Millis will respond with the message {"method": "onready"} indicating readiness.

3. Capturing and Sending Audio

Capture audio on your device and send it as an ArrayBuffer to Millis. Make sure it’s an Uint8Array.

function sendAudioPacket(audioData) {
  let audioBuffer = new Uint8Array(audioData);
  ws.send(audioBuffer);
}

Note: Audio packets should be in PCM format, 16000 Hz sample rate, and mono (1 channel).

4. Receiving and Playing Audio Responses

Millis will send audio responses as ArrayBuffers with the same format and sample rate. You need to buffer and play these on your side.

ws.onmessage = (event) => {
  if (event.data instanceof ArrayBuffer) {
    // ArrayBuffer received, handle as audio packets
    let audioResponse = new Uint8Array(event.data);
    // Buffer and play the audio response
  } else {
    // String received, handle as normal events
    let message = JSON.parse(event.data);
    handleIncomingMessage(message);
  }
};

ArrayBuffer data will be the audio packets, while string data indicates normal events that you need to process accordingly.

5. Keeping the Connection Alive

Send a {"method": "ping"} message every 1000 packets to keep the connection alive.

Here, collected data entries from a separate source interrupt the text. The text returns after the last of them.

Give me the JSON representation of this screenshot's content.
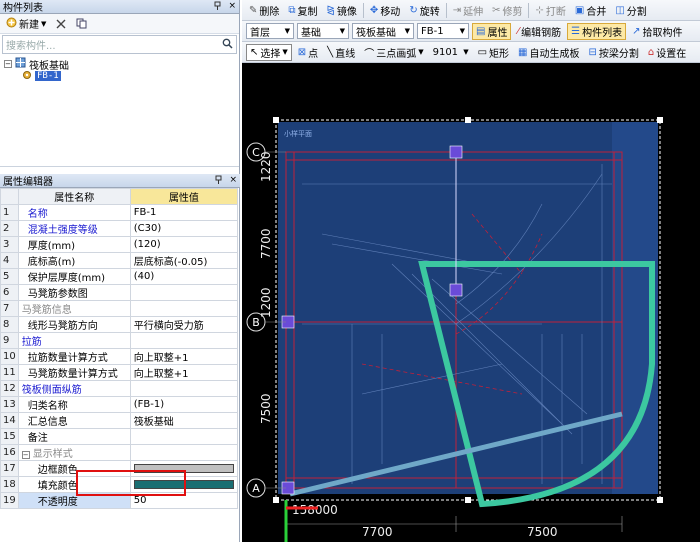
{
  "left": {
    "comp_list_title": "构件列表",
    "pin_icon": "pin",
    "close_icon": "×",
    "new_label": "新建",
    "search_placeholder": "搜索构件...",
    "tree_root": "筏板基础",
    "tree_child": "FB-1",
    "prop_title": "属性编辑器",
    "prop_header_name": "属性名称",
    "prop_header_value": "属性值",
    "props": [
      {
        "n": "1",
        "name": "名称",
        "value": "FB-1",
        "style": "cat"
      },
      {
        "n": "2",
        "name": "混凝土强度等级",
        "value": "(C30)",
        "style": "cat"
      },
      {
        "n": "3",
        "name": "厚度(mm)",
        "value": "(120)",
        "style": ""
      },
      {
        "n": "4",
        "name": "底标高(m)",
        "value": "层底标高(-0.05)",
        "style": ""
      },
      {
        "n": "5",
        "name": "保护层厚度(mm)",
        "value": "(40)",
        "style": ""
      },
      {
        "n": "6",
        "name": "马凳筋参数图",
        "value": "",
        "style": ""
      },
      {
        "n": "7",
        "name": "马凳筋信息",
        "value": "",
        "style": "gray"
      },
      {
        "n": "8",
        "name": "线形马凳筋方向",
        "value": "平行横向受力筋",
        "style": ""
      },
      {
        "n": "9",
        "name": "拉筋",
        "value": "",
        "style": "cat"
      },
      {
        "n": "10",
        "name": "拉筋数量计算方式",
        "value": "向上取整+1",
        "style": ""
      },
      {
        "n": "11",
        "name": "马凳筋数量计算方式",
        "value": "向上取整+1",
        "style": ""
      },
      {
        "n": "12",
        "name": "筏板侧面纵筋",
        "value": "",
        "style": "cat"
      },
      {
        "n": "13",
        "name": "归类名称",
        "value": "(FB-1)",
        "style": ""
      },
      {
        "n": "14",
        "name": "汇总信息",
        "value": "筏板基础",
        "style": ""
      },
      {
        "n": "15",
        "name": "备注",
        "value": "",
        "style": ""
      },
      {
        "n": "16",
        "name": "显示样式",
        "value": "",
        "style": "gray"
      },
      {
        "n": "17",
        "name": "边框颜色",
        "value": "",
        "style": ""
      },
      {
        "n": "18",
        "name": "填充颜色",
        "value": "",
        "style": ""
      },
      {
        "n": "19",
        "name": "不透明度",
        "value": "50",
        "style": ""
      }
    ],
    "border_color_swatch": "#c0c0c0",
    "fill_color_swatch": "#1a6e72",
    "expand_minus": "−"
  },
  "toolbar1": {
    "delete": "删除",
    "copy": "复制",
    "mirror": "镜像",
    "move": "移动",
    "rotate": "旋转",
    "extend": "延伸",
    "trim": "修剪",
    "break": "打断",
    "merge": "合并",
    "split": "分割"
  },
  "toolbar2": {
    "floor": "首层",
    "category": "基础",
    "type": "筏板基础",
    "component": "FB-1",
    "property": "属性",
    "edit_rebar": "编辑钢筋",
    "comp_list": "构件列表",
    "pick_comp": "拾取构件"
  },
  "toolbar3": {
    "select": "选择",
    "point": "点",
    "line": "直线",
    "arc": "三点画弧",
    "arc_value": "9101",
    "rect": "矩形",
    "auto_gen": "自动生成板",
    "by_beam_split": "按梁分割",
    "settings": "设置在"
  },
  "canvas": {
    "axis_c": "C",
    "axis_b": "B",
    "axis_a": "A",
    "dim_1220": "1220",
    "dim_7700_v": "7700",
    "dim_1200": "1200",
    "dim_7500_v": "7500",
    "dim_158000": "158000",
    "dim_7700_h": "7700",
    "dim_7500_h": "7500",
    "frame_label": "小样平面",
    "accent_teal": "#3cc8a0",
    "grid_red": "#c0203a",
    "highlight_red": "#e01010"
  }
}
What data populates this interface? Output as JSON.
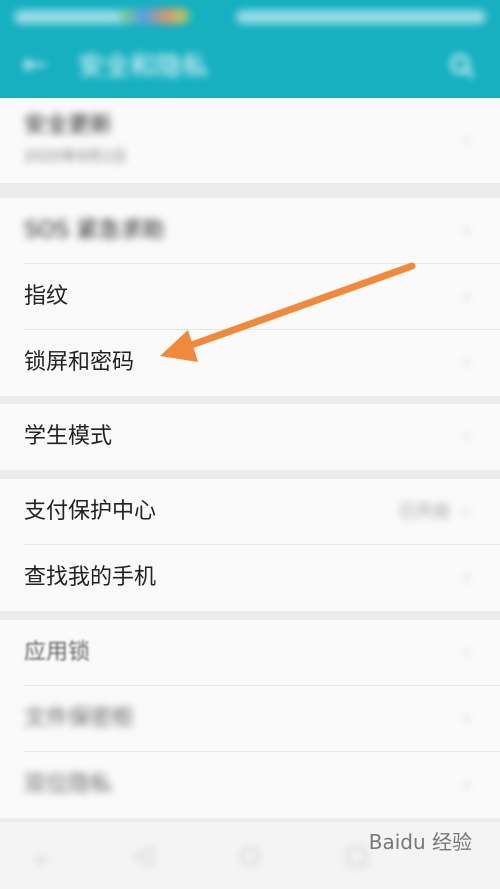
{
  "header": {
    "title": "安全和隐私"
  },
  "groups": [
    {
      "items": [
        {
          "label": "安全更新",
          "sub": "2020年9月1日"
        }
      ]
    },
    {
      "items": [
        {
          "label": "SOS 紧急求助"
        },
        {
          "label": "指纹"
        },
        {
          "label": "锁屏和密码"
        }
      ]
    },
    {
      "items": [
        {
          "label": "学生模式"
        }
      ]
    },
    {
      "items": [
        {
          "label": "支付保护中心",
          "value": "已开启"
        },
        {
          "label": "查找我的手机"
        }
      ]
    },
    {
      "items": [
        {
          "label": "应用锁"
        },
        {
          "label": "文件保密柜"
        },
        {
          "label": "双位隐私"
        }
      ]
    }
  ],
  "watermark": "Baidu 经验",
  "colors": {
    "app_bar": "#16b0c1",
    "arrow": "#f08a3a"
  }
}
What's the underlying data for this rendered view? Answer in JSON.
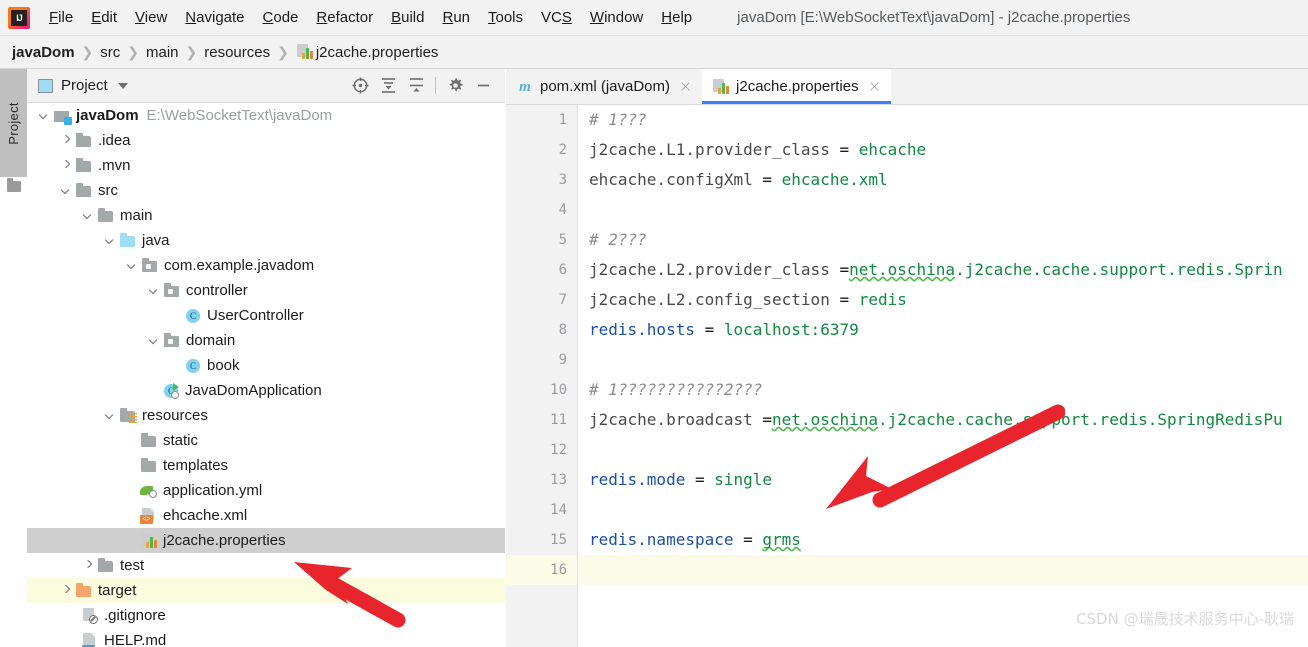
{
  "window": {
    "title": "javaDom [E:\\WebSocketText\\javaDom] - j2cache.properties",
    "app_icon": "intellij-idea-logo"
  },
  "menubar": {
    "items": [
      {
        "label": "File"
      },
      {
        "label": "Edit"
      },
      {
        "label": "View"
      },
      {
        "label": "Navigate"
      },
      {
        "label": "Code"
      },
      {
        "label": "Refactor"
      },
      {
        "label": "Build"
      },
      {
        "label": "Run"
      },
      {
        "label": "Tools"
      },
      {
        "label": "VCS"
      },
      {
        "label": "Window"
      },
      {
        "label": "Help"
      }
    ]
  },
  "breadcrumb": {
    "items": [
      {
        "label": "javaDom",
        "bold": true
      },
      {
        "label": "src"
      },
      {
        "label": "main"
      },
      {
        "label": "resources"
      },
      {
        "label": "j2cache.properties",
        "icon": "properties-file-icon"
      }
    ],
    "separator": "❯"
  },
  "tool_strip": {
    "project_tab_label": "Project",
    "folder_icon": "folder-icon"
  },
  "project_panel": {
    "header": {
      "title": "Project",
      "view_icon": "project-view-icon",
      "dropdown_icon": "chevron-down-icon",
      "tools": [
        {
          "name": "select-opened-file-icon",
          "title": "Select Opened File"
        },
        {
          "name": "expand-all-icon",
          "title": "Expand All"
        },
        {
          "name": "collapse-all-icon",
          "title": "Collapse All"
        },
        {
          "name": "gear-icon",
          "title": "Settings"
        },
        {
          "name": "minimize-icon",
          "title": "Hide"
        }
      ]
    },
    "tree": [
      {
        "label": "javaDom",
        "path": "E:\\WebSocketText\\javaDom",
        "icon": "module-folder-icon",
        "indent": 0,
        "arrow": "down",
        "bold": true
      },
      {
        "label": ".idea",
        "icon": "folder-icon",
        "indent": 1,
        "arrow": "right"
      },
      {
        "label": ".mvn",
        "icon": "folder-icon",
        "indent": 1,
        "arrow": "right"
      },
      {
        "label": "src",
        "icon": "folder-icon",
        "indent": 1,
        "arrow": "down"
      },
      {
        "label": "main",
        "icon": "folder-icon",
        "indent": 2,
        "arrow": "down"
      },
      {
        "label": "java",
        "icon": "source-folder-icon",
        "indent": 3,
        "arrow": "down"
      },
      {
        "label": "com.example.javadom",
        "icon": "package-icon",
        "indent": 4,
        "arrow": "down"
      },
      {
        "label": "controller",
        "icon": "package-icon",
        "indent": 5,
        "arrow": "down"
      },
      {
        "label": "UserController",
        "icon": "java-class-icon",
        "indent": 6,
        "arrow": "none"
      },
      {
        "label": "domain",
        "icon": "package-icon",
        "indent": 5,
        "arrow": "down"
      },
      {
        "label": "book",
        "icon": "java-class-icon",
        "indent": 6,
        "arrow": "none"
      },
      {
        "label": "JavaDomApplication",
        "icon": "spring-boot-class-icon",
        "indent": 5,
        "arrow": "none"
      },
      {
        "label": "resources",
        "icon": "resources-folder-icon",
        "indent": 3,
        "arrow": "down"
      },
      {
        "label": "static",
        "icon": "folder-icon",
        "indent": 4,
        "arrow": "none"
      },
      {
        "label": "templates",
        "icon": "folder-icon",
        "indent": 4,
        "arrow": "none"
      },
      {
        "label": "application.yml",
        "icon": "spring-yaml-icon",
        "indent": 4,
        "arrow": "none"
      },
      {
        "label": "ehcache.xml",
        "icon": "xml-file-icon",
        "indent": 4,
        "arrow": "none"
      },
      {
        "label": "j2cache.properties",
        "icon": "properties-file-icon",
        "indent": 4,
        "arrow": "none",
        "selected": true
      },
      {
        "label": "test",
        "icon": "folder-icon",
        "indent": 2,
        "arrow": "right"
      },
      {
        "label": "target",
        "icon": "excluded-folder-icon",
        "indent": 1,
        "arrow": "right",
        "highlighted": true
      },
      {
        "label": ".gitignore",
        "icon": "gitignore-file-icon",
        "indent": 1,
        "arrow": "none"
      },
      {
        "label": "HELP.md",
        "icon": "markdown-file-icon",
        "indent": 1,
        "arrow": "none"
      }
    ]
  },
  "editor": {
    "tabs": [
      {
        "label": "pom.xml (javaDom)",
        "icon": "maven-file-icon",
        "active": false,
        "close_icon": "close-icon"
      },
      {
        "label": "j2cache.properties",
        "icon": "properties-file-icon",
        "active": true,
        "close_icon": "close-icon"
      }
    ],
    "active_line": 16,
    "lines": [
      {
        "n": 1,
        "tokens": [
          {
            "t": "comment",
            "v": "# 1???"
          }
        ]
      },
      {
        "n": 2,
        "tokens": [
          {
            "t": "key",
            "v": "j2cache.L1.provider_class "
          },
          {
            "t": "eq",
            "v": "= "
          },
          {
            "t": "val",
            "v": "ehcache"
          }
        ]
      },
      {
        "n": 3,
        "tokens": [
          {
            "t": "key",
            "v": "ehcache.configXml "
          },
          {
            "t": "eq",
            "v": "= "
          },
          {
            "t": "val",
            "v": "ehcache.xml"
          }
        ]
      },
      {
        "n": 4,
        "tokens": []
      },
      {
        "n": 5,
        "tokens": [
          {
            "t": "comment",
            "v": "# 2???"
          }
        ]
      },
      {
        "n": 6,
        "tokens": [
          {
            "t": "key",
            "v": "j2cache.L2.provider_class "
          },
          {
            "t": "eq",
            "v": "="
          },
          {
            "t": "val-squig",
            "v": "net.oschina"
          },
          {
            "t": "val",
            "v": ".j2cache.cache.support.redis.Sprin"
          }
        ]
      },
      {
        "n": 7,
        "tokens": [
          {
            "t": "key",
            "v": "j2cache.L2.config_section "
          },
          {
            "t": "eq",
            "v": "= "
          },
          {
            "t": "val",
            "v": "redis"
          }
        ]
      },
      {
        "n": 8,
        "tokens": [
          {
            "t": "key-blue",
            "v": "redis.hosts "
          },
          {
            "t": "eq",
            "v": "= "
          },
          {
            "t": "val",
            "v": "localhost:6379"
          }
        ]
      },
      {
        "n": 9,
        "tokens": []
      },
      {
        "n": 10,
        "tokens": [
          {
            "t": "comment",
            "v": "# 1???????????2???"
          }
        ]
      },
      {
        "n": 11,
        "tokens": [
          {
            "t": "key",
            "v": "j2cache.broadcast "
          },
          {
            "t": "eq",
            "v": "="
          },
          {
            "t": "val-squig",
            "v": "net.oschina"
          },
          {
            "t": "val",
            "v": ".j2cache.cache.support.redis.SpringRedisPu"
          }
        ]
      },
      {
        "n": 12,
        "tokens": []
      },
      {
        "n": 13,
        "tokens": [
          {
            "t": "key-blue",
            "v": "redis.mode "
          },
          {
            "t": "eq",
            "v": "= "
          },
          {
            "t": "val",
            "v": "single"
          }
        ]
      },
      {
        "n": 14,
        "tokens": []
      },
      {
        "n": 15,
        "tokens": [
          {
            "t": "key-blue",
            "v": "redis.namespace "
          },
          {
            "t": "eq",
            "v": "= "
          },
          {
            "t": "val-squig",
            "v": "grms"
          }
        ]
      },
      {
        "n": 16,
        "tokens": []
      }
    ]
  },
  "annotations": {
    "arrow_color": "#e8242c",
    "arrows": [
      {
        "name": "arrow-pointing-to-redis-namespace"
      },
      {
        "name": "arrow-pointing-to-j2cache-properties-file"
      }
    ]
  },
  "watermark": {
    "text": "CSDN @瑞晟技术服务中心-耿瑞"
  },
  "colors": {
    "accent": "#3d7ff5",
    "panel_bg": "#f2f2f2",
    "selection": "#cfcfcf",
    "current_line": "#fbfbe8",
    "highlight_row": "#fbfbdd",
    "value_green": "#108a3f",
    "key_blue": "#1b4fa8",
    "comment_gray": "#8c8c8c",
    "arrow_red": "#e8242c"
  }
}
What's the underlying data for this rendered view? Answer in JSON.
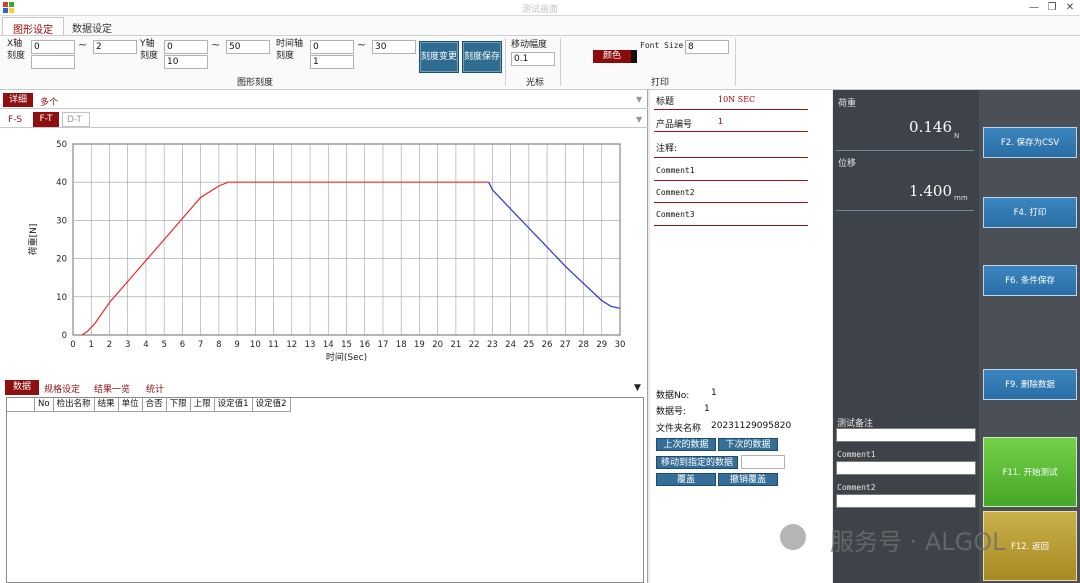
{
  "window": {
    "title": "测试画面",
    "controls": [
      "—",
      "❐",
      "✕"
    ]
  },
  "ribbon": {
    "tabs": [
      "图形设定",
      "数据设定"
    ],
    "x_axis": {
      "label": "X轴\n刻度",
      "min": "0",
      "max": "2",
      "step": ""
    },
    "y_axis": {
      "label": "Y轴\n刻度",
      "min": "0",
      "max": "50",
      "step": "10"
    },
    "t_axis": {
      "label": "时间轴\n刻度",
      "min": "0",
      "max": "30",
      "step": "1"
    },
    "tilde": "~",
    "btn_change": "刻度变更",
    "btn_save": "刻度保存",
    "group_scale": "图形刻度",
    "move_label": "移动幅度",
    "move_value": "0.1",
    "group_cursor": "光标",
    "color_btn": "颜色",
    "font_size_label": "Font Size",
    "font_size_value": "8",
    "group_print": "打印"
  },
  "left": {
    "detail_tab": "详细",
    "multi_tab": "多个",
    "chart_tabs": [
      "F-S",
      "F-T",
      "D-T"
    ],
    "bottom_tabs": [
      "数据",
      "规格设定",
      "结果一览",
      "统计"
    ],
    "table_headers": [
      "No",
      "检出名称",
      "结果",
      "单位",
      "合否",
      "下限",
      "上限",
      "设定值1",
      "设定值2"
    ]
  },
  "chart_data": {
    "type": "line",
    "xlabel": "时间(Sec)",
    "ylabel": "荷重[N]",
    "xlim": [
      0,
      30
    ],
    "ylim": [
      0,
      50
    ],
    "xticks": [
      0,
      1,
      2,
      3,
      4,
      5,
      6,
      7,
      8,
      9,
      10,
      11,
      12,
      13,
      14,
      15,
      16,
      17,
      18,
      19,
      20,
      21,
      22,
      23,
      24,
      25,
      26,
      27,
      28,
      29,
      30
    ],
    "yticks": [
      0,
      10,
      20,
      30,
      40,
      50
    ],
    "grid": true,
    "series": [
      {
        "color": "#e8282a",
        "x": [
          0.5,
          0.8,
          1.2,
          2,
          3,
          4,
          5,
          6,
          7,
          8,
          8.5,
          9,
          12,
          16,
          20,
          22.8
        ],
        "y": [
          0,
          1,
          3,
          8.5,
          14,
          19.5,
          25,
          30.5,
          36,
          39,
          40,
          40,
          40,
          40,
          40,
          40
        ]
      },
      {
        "color": "#2336d8",
        "x": [
          22.8,
          23,
          24,
          25,
          26,
          27,
          28,
          29,
          29.5,
          30
        ],
        "y": [
          40,
          38,
          33,
          28,
          23,
          18,
          13.5,
          9,
          7.5,
          7
        ]
      }
    ]
  },
  "info": {
    "title_label": "标题",
    "title_value": "10N SEC",
    "product_label": "产品编号",
    "product_value": "1",
    "note_label": "注释:",
    "comments": [
      "Comment1",
      "Comment2",
      "Comment3"
    ],
    "data_no_label": "数据No:",
    "data_no_value": "1",
    "data_num_label": "数据号:",
    "data_num_value": "1",
    "folder_label": "文件夹名称",
    "folder_value": "20231129095820",
    "btn_prev": "上次的数据",
    "btn_next": "下次的数据",
    "btn_goto": "移动到指定的数据",
    "btn_overwrite": "覆盖",
    "btn_undo": "撤销覆盖"
  },
  "readout": {
    "load_label": "荷重",
    "load_value": "0.146",
    "load_unit": "N",
    "disp_label": "位移",
    "disp_value": "1.400",
    "disp_unit": "mm",
    "test_note_label": "测试备注",
    "comment1_label": "Comment1",
    "comment2_label": "Comment2"
  },
  "functions": {
    "f2": "F2. 保存为CSV",
    "f4": "F4. 打印",
    "f6": "F6. 条件保存",
    "f9": "F9. 删除数据",
    "f11": "F11. 开始测试",
    "f12": "F12. 返回"
  },
  "watermark": "服务号 · ALGOL"
}
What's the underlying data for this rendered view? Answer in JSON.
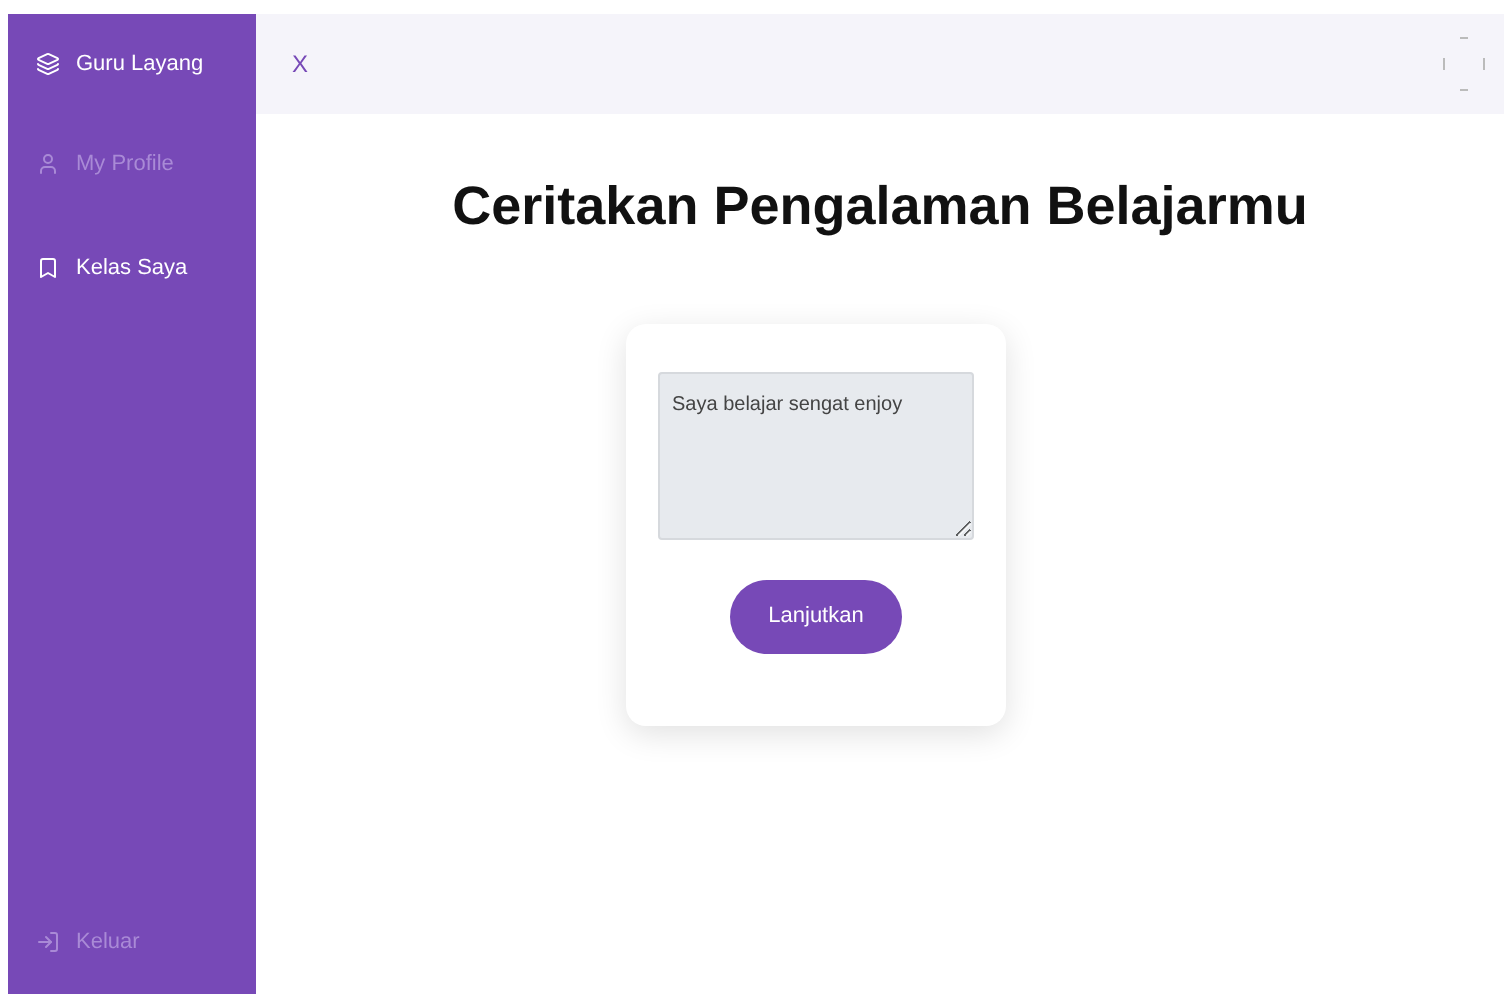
{
  "sidebar": {
    "brand": "Guru Layang",
    "items": [
      {
        "label": "My Profile",
        "selected": false
      },
      {
        "label": "Kelas Saya",
        "selected": true
      }
    ],
    "logout": "Keluar"
  },
  "header": {
    "close": "X"
  },
  "title": "Ceritakan Pengalaman Belajarmu",
  "form": {
    "value": "Saya belajar sengat enjoy",
    "button": "Lanjutkan"
  }
}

6. Handling Incoming Events from Millis

Millis may send various events to manage the session and interaction. Here is the logic behind each message:

  • pause: Millis detected some voice activity from the client. The agent decides to temporarily pause talking and observe the next voice activity. In this case, you should still keep and buffer incoming audio packets but not play them.
  • unpause: If Millis detects that it’s not the human trying to talk over or interrupt, the agent will continue talking. In this case, you should continue playing audio packets in the buffer.
  • clear: Millis detected human’s voice, indicating human interruption intent. The agent will reset and stay silent to let the human continue talking. In this case, clear all audio buffers and stop playback.
  • ontranscript: Real-time transcript of the client’s audio.
  • onresponsetext: Real-time transcript of the agent’s response.
  • onsessionended: For any reason Millis decides to end the session, you will receive this event.
  • start_answering: The agent decides to start answering the human’s query.
  • ai_action: For debug purposes. During the conversation, Millis AI intelligently decides to take some action. Listen to this event to understand what the agent is trying to do.

Example:

function handleIncomingMessage(message) {
  switch (message.method) {
    case "pause":
      // Pause playback and buffer incoming audio packets
      break;
    case "unpause":
      // Resume playback of buffered audio packets
      break;
    case "clear":
      // Clear audio buffer and stop playback
      break;
    case "ontranscript":
      console.log("Client's audio transcript:", message.data);
      break;
    case "onresponsetext":
      console.log("Agent's response transcript:", message.data);
      break;
    case "onsessionended":
      console.log("Session ended.");
      ws.close();
      break;
    case "start_answering":
      console.log("Agent starts answering the query.");
      break;
    case "ai_action":
      console.log("AI Action:", message.data);
      break;
  }
}

7. Closing the Connection

Simply close the WebSocket connection to stop the conversation.